I have been looking at network tools such as PTRG, Zabbix, etc. to do weekly reports on Windows servers and a few in house Apps. None of them can do what I want without some heavy customizations.
I found Splunk by chance. I have already installed Splunk Light and have couple Windows servers forward Application and System Events as well as text logs from our Apps. Already I can I see the possibilities.
I am wondering if anyone can provide me with some answers:
As mentioned before, the goal right now is to do weekly reporting and not necessarily active monitoring.
What I want to report on:
These online docs should help answer your questions. The short answer is yes, Splunk can handle the scenarios you describe. Splunk has a very robust list of SPL commands to transforms timeseries data into meaning/actionable reports/dashboards.
This link explains how Splunk handles log rotation
I have this: :
sourcetype="Perfmon:CPU Load" counter="% Processor Time" earliest="-7d@d"| bucket _time span=20s | stats avg(Value) as avgCPU by _time | where avgCPU >80
Seems to work, had to lower the avgCPU to test.
Reading your link though I have yet to find a way to include the top processes whenever the CPU goes above the threshold. I don't think perfmon keeps that data.
I was hoping the Universal Forwarder, seeing it had the option to monitor CPU on setup (I suppose using Perfmon...), maybe has the ability to run scripts on a threshold and append the output of the scripts into the events sent to Splunk.
I mean it is a lot of documentation, and I was admittedly skimming based on the names of those commands . Did I miss anything? Can I get some direction.
That looks about right but I can't seem to make it work.

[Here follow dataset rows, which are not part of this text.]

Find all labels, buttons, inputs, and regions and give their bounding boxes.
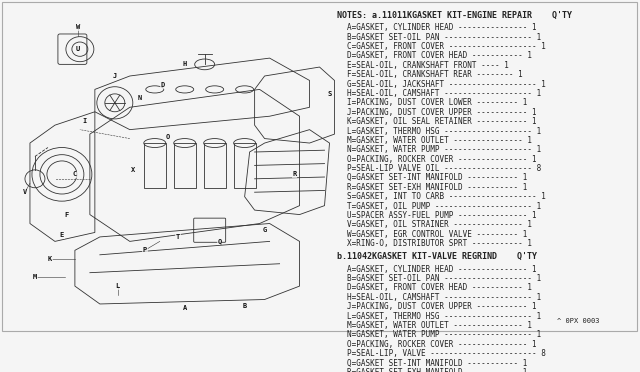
Text: G=SEAL-OIL, JACKSHAFT ------------------- 1: G=SEAL-OIL, JACKSHAFT ------------------… bbox=[348, 80, 547, 89]
Text: ^ 0PX 0003: ^ 0PX 0003 bbox=[557, 318, 599, 324]
Text: b.11042KGASKET KIT-VALVE REGRIND    Q'TY: b.11042KGASKET KIT-VALVE REGRIND Q'TY bbox=[337, 252, 538, 261]
Text: M: M bbox=[33, 274, 37, 280]
Text: O=PACKING, ROCKER COVER --------------- 1: O=PACKING, ROCKER COVER --------------- … bbox=[348, 155, 537, 164]
Text: S=GASKET, INT TO CARB ------------------- 1: S=GASKET, INT TO CARB ------------------… bbox=[348, 192, 547, 201]
Text: H=SEAL-OIL, CAMSHAFT ------------------- 1: H=SEAL-OIL, CAMSHAFT -------------------… bbox=[348, 89, 541, 98]
Text: B=GASKET SET-OIL PAN ------------------- 1: B=GASKET SET-OIL PAN -------------------… bbox=[348, 274, 541, 283]
Text: J: J bbox=[113, 73, 117, 79]
Text: P=SEAL-LIP VALVE OIL ------------------- 8: P=SEAL-LIP VALVE OIL -------------------… bbox=[348, 164, 541, 173]
Text: J=PACKING, DUST COVER UPPER ----------- 1: J=PACKING, DUST COVER UPPER ----------- … bbox=[348, 302, 537, 311]
Text: T: T bbox=[175, 234, 180, 240]
Text: P=SEAL-LIP, VALVE ----------------------- 8: P=SEAL-LIP, VALVE ----------------------… bbox=[348, 349, 547, 358]
Text: C: C bbox=[73, 171, 77, 177]
Text: S: S bbox=[328, 91, 332, 97]
Text: N=GASKET, WATER PUMP ------------------- 1: N=GASKET, WATER PUMP -------------------… bbox=[348, 330, 541, 339]
Text: M=GASKET, WATER OUTLET --------------- 1: M=GASKET, WATER OUTLET --------------- 1 bbox=[348, 136, 532, 145]
Text: Q=GASKET SET-INT MANIFOLD ----------- 1: Q=GASKET SET-INT MANIFOLD ----------- 1 bbox=[348, 173, 528, 182]
Text: U=SPACER ASSY-FUEL PUMP --------------- 1: U=SPACER ASSY-FUEL PUMP --------------- … bbox=[348, 211, 537, 220]
Text: D=GASKET, FRONT COVER HEAD ----------- 1: D=GASKET, FRONT COVER HEAD ----------- 1 bbox=[348, 51, 532, 60]
Text: O=PACKING, ROCKER COVER --------------- 1: O=PACKING, ROCKER COVER --------------- … bbox=[348, 340, 537, 349]
Text: A: A bbox=[182, 305, 187, 311]
Text: O: O bbox=[166, 134, 170, 140]
Text: X=RING-O, DISTRIBUTOR SPRT ----------- 1: X=RING-O, DISTRIBUTOR SPRT ----------- 1 bbox=[348, 239, 532, 248]
Text: U: U bbox=[76, 46, 80, 52]
Text: J=PACKING, DUST COVER UPPER ----------- 1: J=PACKING, DUST COVER UPPER ----------- … bbox=[348, 108, 537, 117]
Text: P: P bbox=[143, 247, 147, 253]
Bar bbox=[204, 143, 226, 188]
Text: D=GASKET, FRONT COVER HEAD ----------- 1: D=GASKET, FRONT COVER HEAD ----------- 1 bbox=[348, 283, 532, 292]
Text: K=GASKET, OIL SEAL RETAINER ----------- 1: K=GASKET, OIL SEAL RETAINER ----------- … bbox=[348, 117, 537, 126]
Text: R=GASKET SET-EXH MANIFOLD ----------- 1: R=GASKET SET-EXH MANIFOLD ----------- 1 bbox=[348, 368, 528, 372]
Text: N=GASKET, WATER PUMP ------------------- 1: N=GASKET, WATER PUMP -------------------… bbox=[348, 145, 541, 154]
Bar bbox=[144, 143, 166, 188]
Text: Q: Q bbox=[218, 238, 222, 244]
Text: D: D bbox=[161, 82, 165, 88]
Text: H: H bbox=[182, 61, 187, 67]
Text: F=SEAL-OIL, CRANKSHAFT REAR -------- 1: F=SEAL-OIL, CRANKSHAFT REAR -------- 1 bbox=[348, 70, 524, 79]
Text: W=GASKET, EGR CONTROL VALVE --------- 1: W=GASKET, EGR CONTROL VALVE --------- 1 bbox=[348, 230, 528, 239]
Text: B: B bbox=[243, 303, 247, 309]
Text: M=GASKET, WATER OUTLET --------------- 1: M=GASKET, WATER OUTLET --------------- 1 bbox=[348, 321, 532, 330]
Text: F: F bbox=[65, 212, 69, 218]
Text: Q=GASKET SET-INT MANIFOLD ----------- 1: Q=GASKET SET-INT MANIFOLD ----------- 1 bbox=[348, 359, 528, 368]
Bar bbox=[234, 143, 255, 188]
Text: E=SEAL-OIL, CRANKSHAFT FRONT ---- 1: E=SEAL-OIL, CRANKSHAFT FRONT ---- 1 bbox=[348, 61, 509, 70]
Text: H=SEAL-OIL, CAMSHAFT ------------------- 1: H=SEAL-OIL, CAMSHAFT -------------------… bbox=[348, 293, 541, 302]
Text: R: R bbox=[292, 171, 297, 177]
Text: N: N bbox=[138, 95, 142, 101]
Text: L: L bbox=[116, 283, 120, 289]
Text: C=GASKET, FRONT COVER ------------------- 1: C=GASKET, FRONT COVER ------------------… bbox=[348, 42, 547, 51]
Text: W: W bbox=[76, 24, 80, 30]
Text: V: V bbox=[23, 189, 27, 195]
Text: E: E bbox=[60, 232, 64, 238]
Text: V=GASKET, OIL STRAINER --------------- 1: V=GASKET, OIL STRAINER --------------- 1 bbox=[348, 220, 532, 230]
Text: R=GASKET SET-EXH MANIFOLD ----------- 1: R=GASKET SET-EXH MANIFOLD ----------- 1 bbox=[348, 183, 528, 192]
Text: K: K bbox=[48, 256, 52, 262]
Text: A=GASKET, CYLINDER HEAD --------------- 1: A=GASKET, CYLINDER HEAD --------------- … bbox=[348, 264, 537, 274]
Text: L=GASKET, THERMO HSG ------------------- 1: L=GASKET, THERMO HSG -------------------… bbox=[348, 126, 541, 135]
Text: A=GASKET, CYLINDER HEAD --------------- 1: A=GASKET, CYLINDER HEAD --------------- … bbox=[348, 23, 537, 32]
Text: X: X bbox=[131, 167, 135, 173]
Text: L=GASKET, THERMO HSG ------------------- 1: L=GASKET, THERMO HSG -------------------… bbox=[348, 312, 541, 321]
Text: B=GASKET SET-OIL PAN ------------------- 1: B=GASKET SET-OIL PAN -------------------… bbox=[348, 33, 541, 42]
Text: I: I bbox=[83, 118, 87, 124]
Text: T=GASKET, OIL PUMP --------------------- 1: T=GASKET, OIL PUMP ---------------------… bbox=[348, 202, 541, 211]
Text: G: G bbox=[262, 227, 267, 233]
Text: I=PACKING, DUST COVER LOWER --------- 1: I=PACKING, DUST COVER LOWER --------- 1 bbox=[348, 98, 528, 108]
Bar bbox=[173, 143, 196, 188]
Text: NOTES: a.11011KGASKET KIT-ENGINE REPAIR    Q'TY: NOTES: a.11011KGASKET KIT-ENGINE REPAIR … bbox=[337, 11, 573, 20]
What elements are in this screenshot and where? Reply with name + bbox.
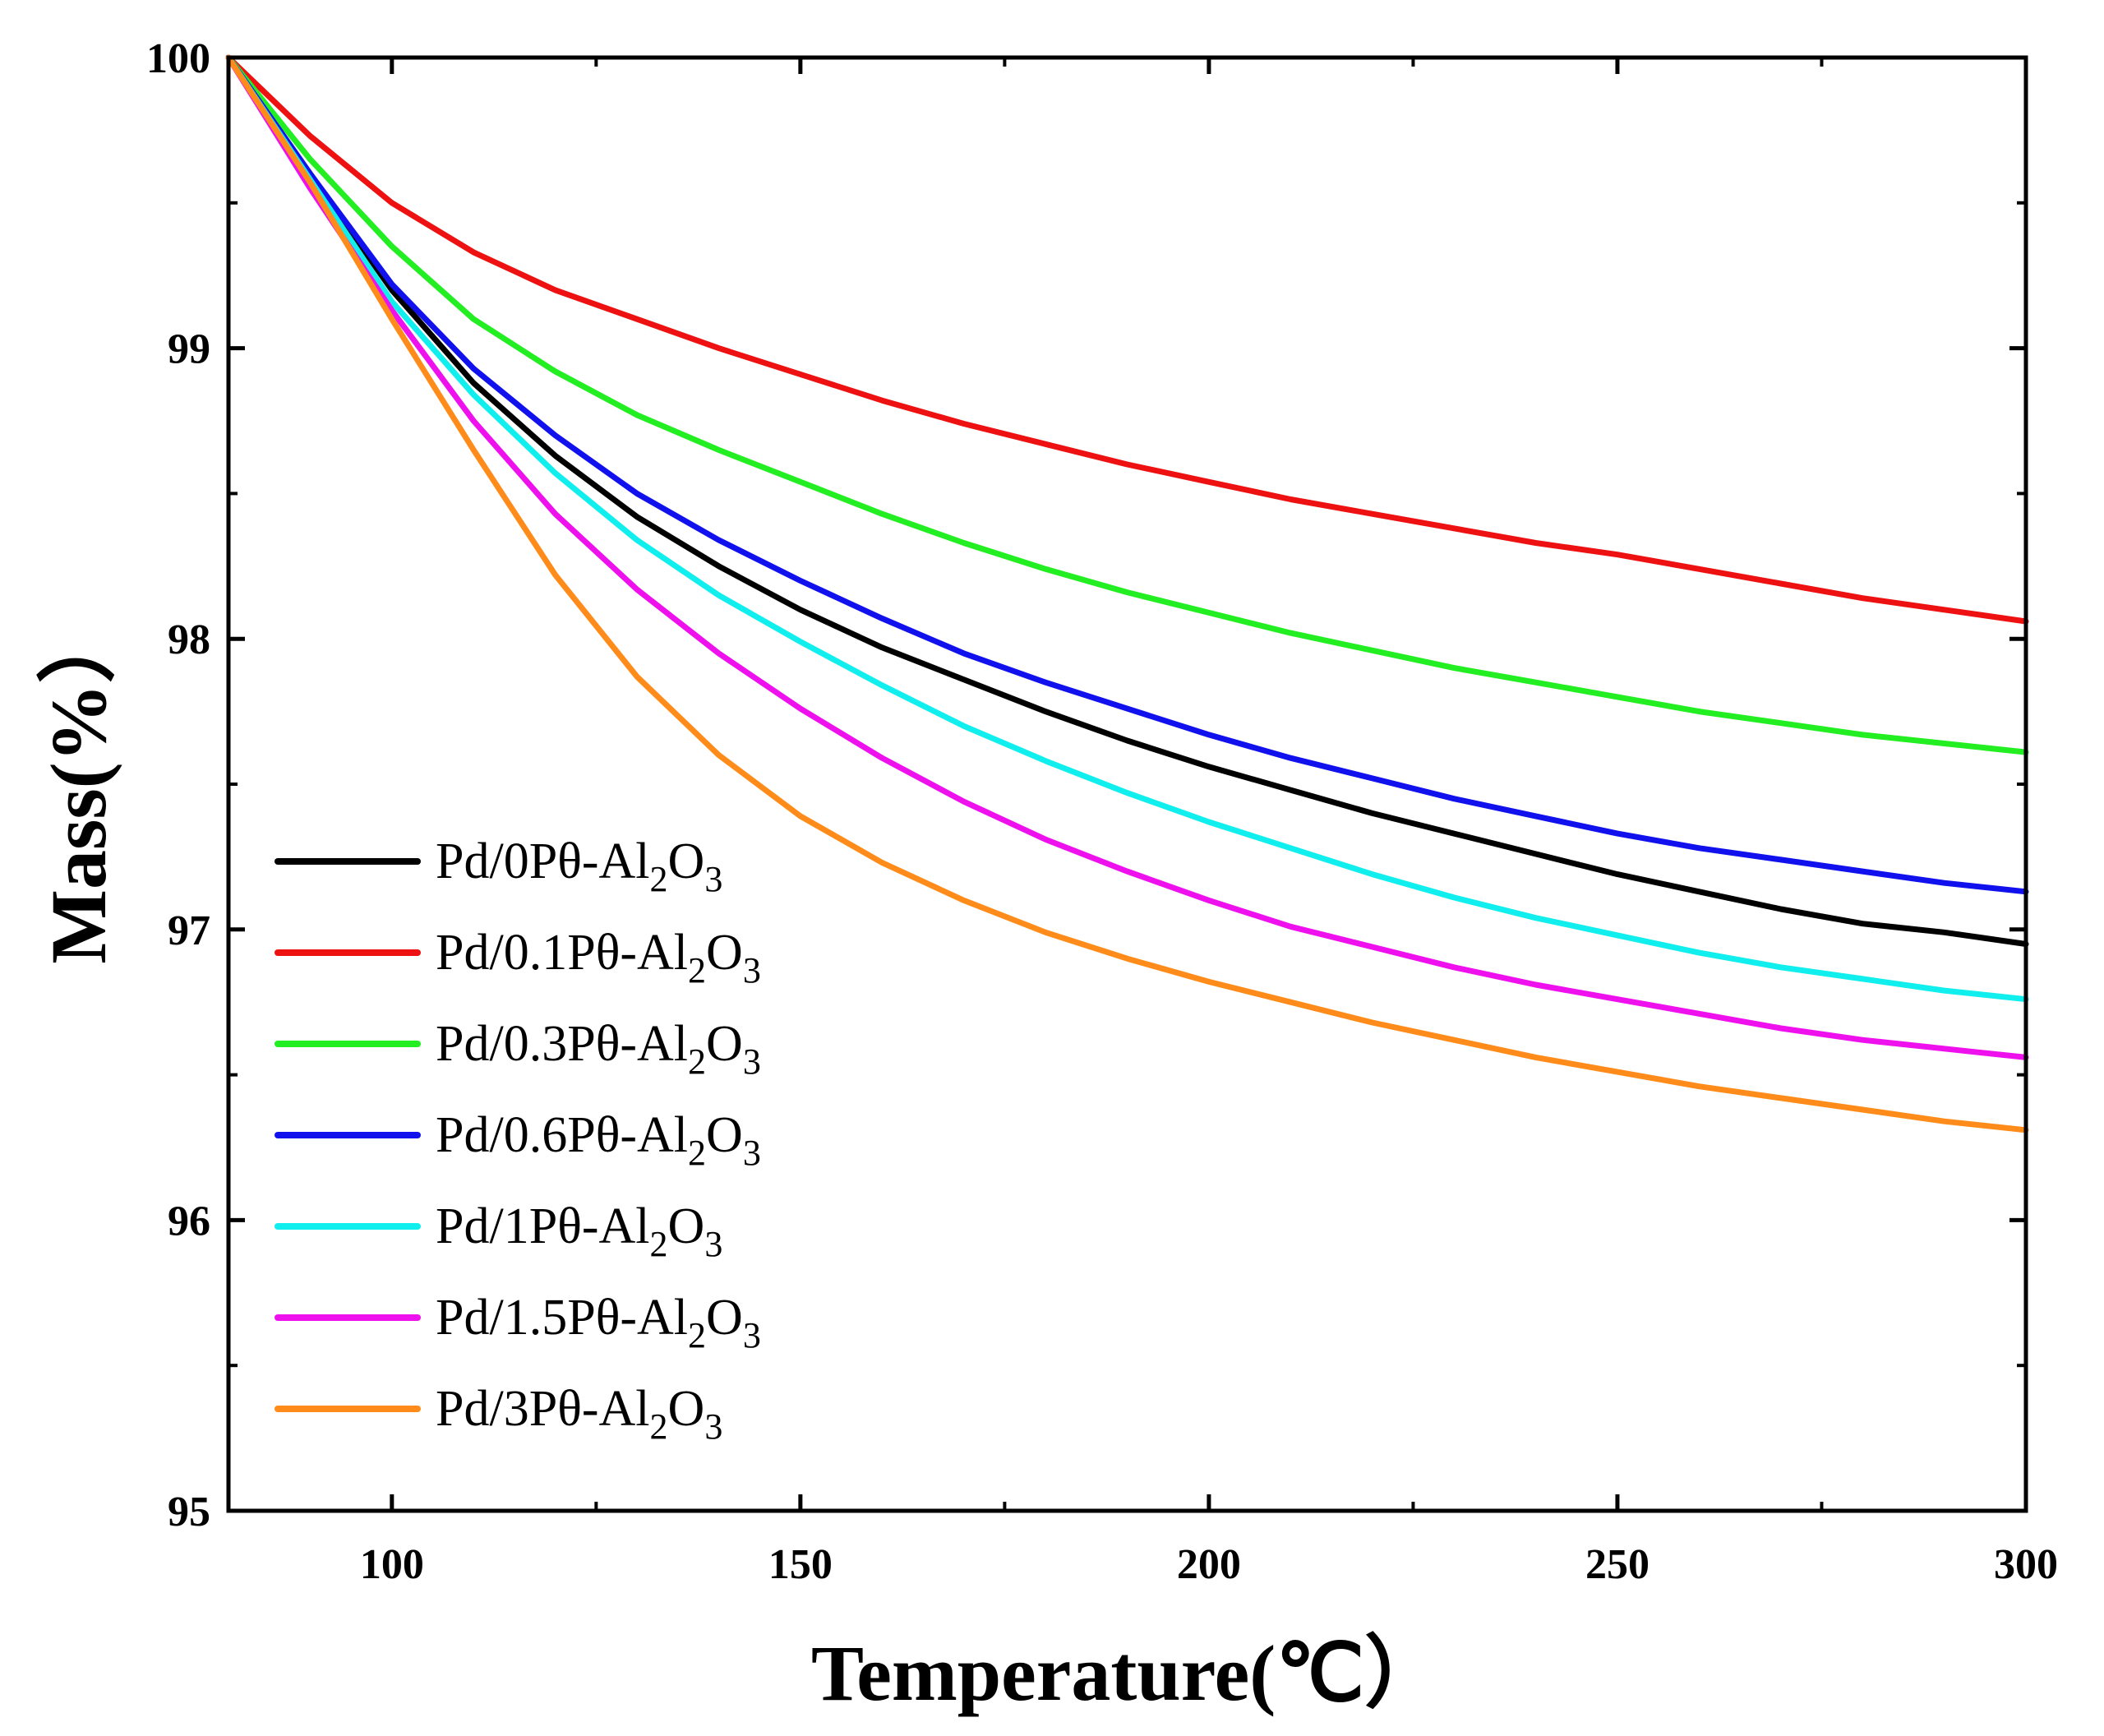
series-line-1: [225, 54, 2029, 625]
legend-label-part: O: [668, 833, 705, 889]
legend-label-part: O: [668, 1198, 705, 1254]
legend-label-part: O: [706, 925, 743, 981]
y-tick-label: 97: [168, 907, 210, 954]
legend-label-2: Pd/0.3Pθ-Al2O3: [436, 1016, 761, 1082]
y-axis-title: Mass(%）: [35, 604, 122, 963]
x-tick-label: 100: [360, 1541, 424, 1588]
legend-label-part: 2: [688, 1133, 706, 1173]
legend-label-part: Pd/1.5Pθ-Al: [436, 1290, 688, 1346]
x-tick-label: 150: [768, 1541, 833, 1588]
legend-label-part: 2: [650, 859, 668, 899]
legend-label-4: Pd/1Pθ-Al2O3: [436, 1198, 722, 1264]
legend-label-part: Pd/1Pθ-Al: [436, 1198, 650, 1254]
series-layer: [225, 54, 2029, 1133]
legend-label-part: O: [668, 1381, 705, 1437]
legend-label-3: Pd/0.6Pθ-Al2O3: [436, 1107, 761, 1173]
legend-label-part: O: [706, 1016, 743, 1072]
legend-label-part: 3: [743, 1133, 761, 1173]
series-line-3: [225, 54, 2029, 895]
legend-label-part: 3: [704, 1224, 722, 1264]
legend-label-part: Pd/0.3Pθ-Al: [436, 1016, 688, 1072]
legend-label-part: 3: [743, 950, 761, 990]
series-line-0: [225, 54, 2029, 947]
y-tick-label: 95: [168, 1489, 210, 1535]
legend-label-part: 3: [704, 859, 722, 899]
legend-label-1: Pd/0.1Pθ-Al2O3: [436, 925, 761, 990]
x-tick-label: 200: [1177, 1541, 1241, 1588]
legend-label-part: Pd/0.6Pθ-Al: [436, 1107, 688, 1163]
series-line-4: [225, 54, 2029, 1003]
legend-label-6: Pd/3Pθ-Al2O3: [436, 1381, 722, 1447]
y-tick-label: 99: [168, 326, 210, 373]
legend-label-part: 2: [688, 1041, 706, 1082]
legend-label-part: 2: [650, 1406, 668, 1447]
series-line-2: [225, 54, 2029, 755]
legend-label-part: Pd/0Pθ-Al: [436, 833, 650, 889]
ticks-layer: 100 150 200 250 300 95 96 97 98 99 100: [146, 35, 2058, 1588]
legend-label-5: Pd/1.5Pθ-Al2O3: [436, 1290, 761, 1355]
legend-label-part: O: [706, 1107, 743, 1163]
legend-label-part: 2: [688, 1315, 706, 1355]
y-tick-label: 100: [146, 35, 210, 82]
legend-label-part: 3: [743, 1315, 761, 1355]
legend-label-part: 3: [704, 1406, 722, 1447]
y-tick-label: 98: [168, 616, 210, 663]
legend-label-part: 3: [743, 1041, 761, 1082]
legend-label-part: Pd/3Pθ-Al: [436, 1381, 650, 1437]
x-tick-label: 250: [1585, 1541, 1650, 1588]
legend-label-0: Pd/0Pθ-Al2O3: [436, 833, 722, 899]
legend-label-part: O: [706, 1290, 743, 1346]
x-axis-title: Temperature(℃）: [811, 1629, 1443, 1717]
legend-label-part: 2: [650, 1224, 668, 1264]
series-line-5: [225, 54, 2029, 1060]
legend: Pd/0Pθ-Al2O3Pd/0.1Pθ-Al2O3Pd/0.3Pθ-Al2O3…: [275, 833, 761, 1447]
legend-label-part: 2: [688, 950, 706, 990]
x-tick-label: 300: [1994, 1541, 2058, 1588]
series-line-6: [225, 54, 2029, 1133]
y-tick-label: 96: [168, 1198, 210, 1244]
legend-label-part: Pd/0.1Pθ-Al: [436, 925, 688, 981]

On each servers's universal forwarder I added this to \etc\system\local\wmi.conf:
[WMI:SessionProcess] interval = 10 disabled = 0 index = perfmon_index wql = Select ProcessId, SessionId From Win32_Process
And to \etc\system\local\inputs conf
[perfmon://Process] interval = 10 object = Process counters = % Processor Time; ID Process; Working Set - Private; IO Read Operations/sec; IO Write Operations/sec instances = * index= perfmon_index disabled = 0 mode = multikv
And restarted the UniversalForwarder service. It doesn't seem to forward any processes.
Also in the samples inside the default wmi.conf and index.conf, the index is usually "perfmon" and not "perfmon_index". Which one should it be?